Varieties of IR databases
“Database” is a convenient word for the enormous variety of IR tools that librarians, indexers, abstracters, and information specialists of various sorts have developed over the years — indexes, indexing and abstracting services, bibliographies, catalogs, gazetteers, dictionaries, concordances, directories, encyclopedias, handbooks. All of these are organized collections of data designed for retrieval, so all can be legitimately called IR databases.
Two Types of Databases
Databases for concrete entities and events versus IR databases
Databases can be categorized in many ways — by data models, by purpose, by subject area, and by the kinds of phenomena represented. It is this last categorization that is central to this book. With respect to the primary phenomena represented, databases can be divided into two types: (1) concrete entity and event databases, and (2) IR databases. By far the most common in everyday life are type-1 databases — concrete entity and event databases. These databases are designed to provide information about concrete entities (things, objects) and concrete events (transactions, operations, processes). Bank databases and airline databases were cited as examples in section 1.3. Another example of concrete entity and event databases are university databases, containing as they do information about every student, course, course offering, instructor, classroom, grade, tuition payment — all concrete entities and real events. In contrast, IR databases focus on messages, and these messages frequently relate to phenomena that are abstract, vague, emotional, and imaginary — anything but concrete!
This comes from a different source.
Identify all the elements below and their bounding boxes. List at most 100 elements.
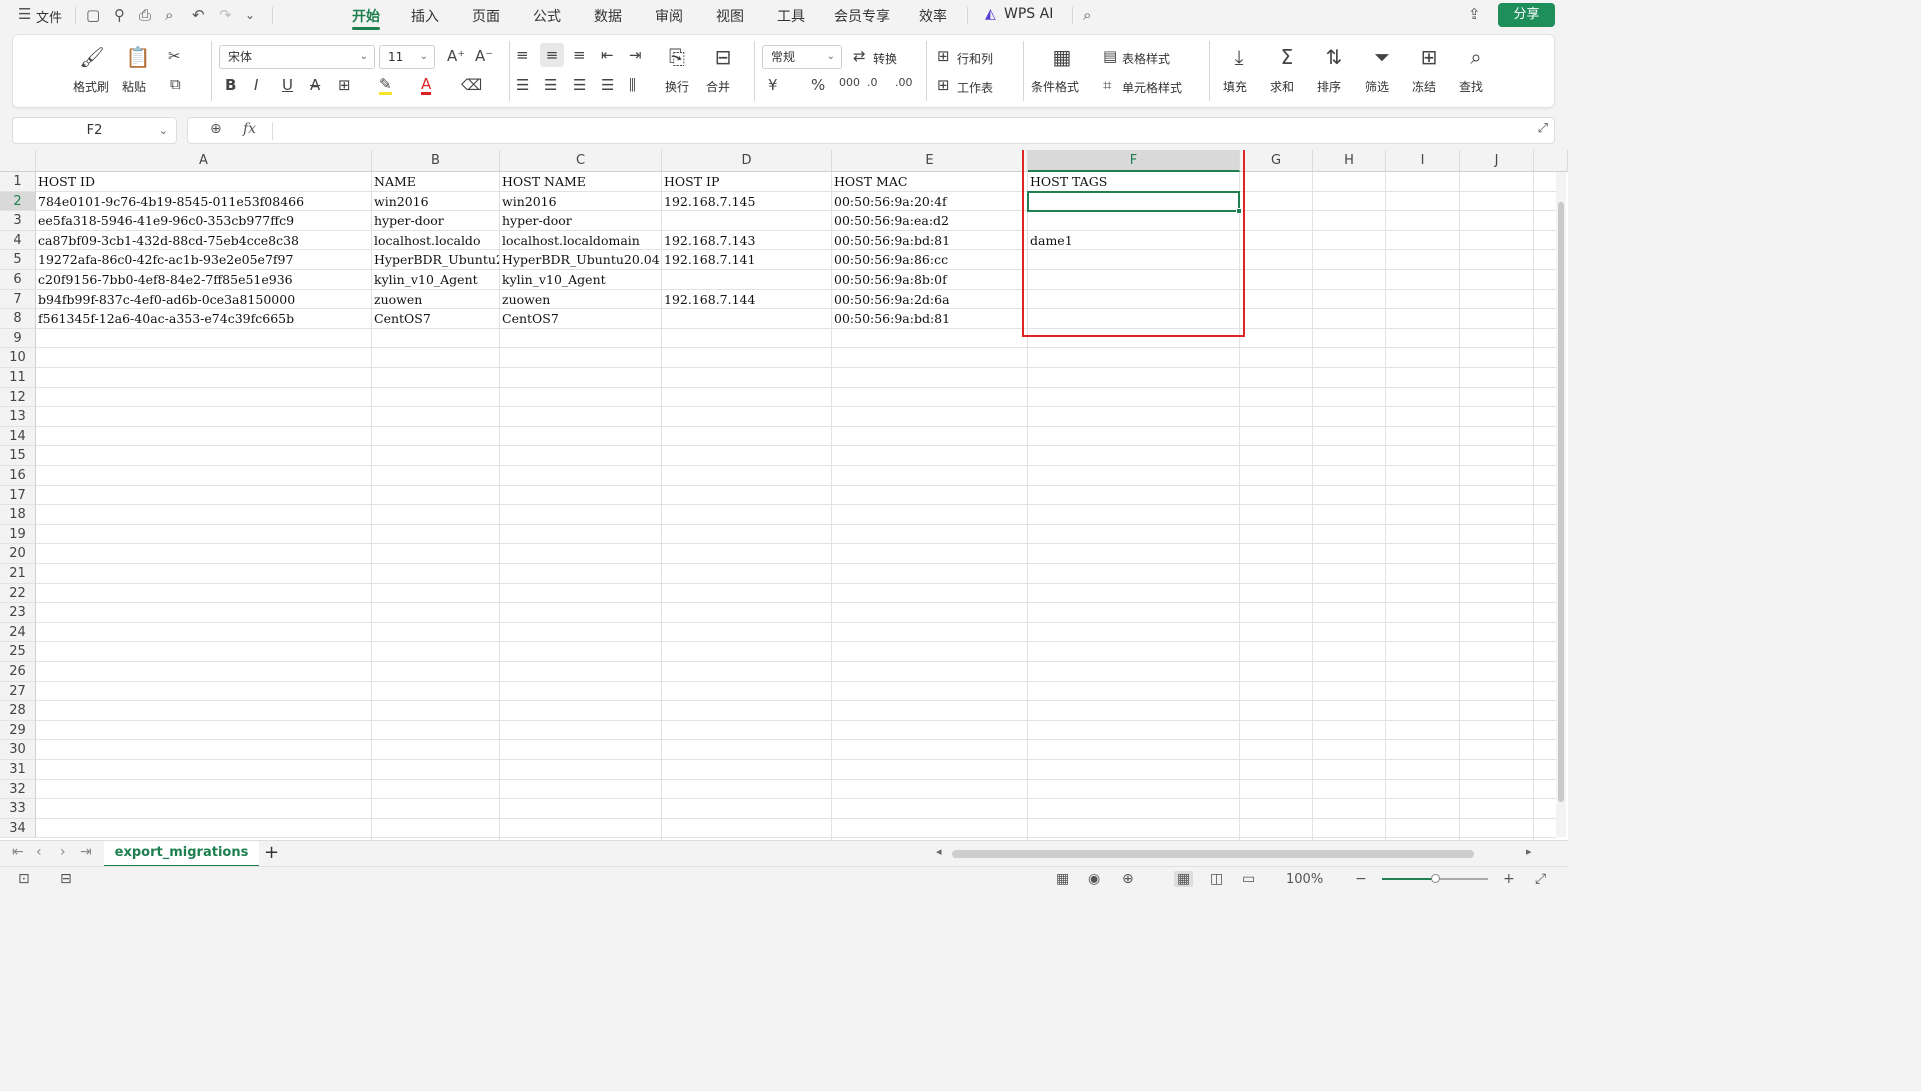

Concrete entity and event databases
Concrete entity and event databases are designed around the attributes and relationships among concrete entities and events. For example, students take courses, get grades, and pay tuition. Instructors teach courses and get paid a certain amount every so often. In contrast, most IR databases do not attempt to define possible relations in advance. There are just too many potential relationships among concepts represented in messages and texts, and some of these relationships are only discovered later through subsequent use and analysis.
For information about the category of concrete entity and event databases, the reader should acquire a good book on database management systems (DBMS). Most books using that term are talking about concrete entity and event databases. Management information systems (MIS) also consist largely of concrete entity and event databases, although MIS people are paying more and more attention to IR databases.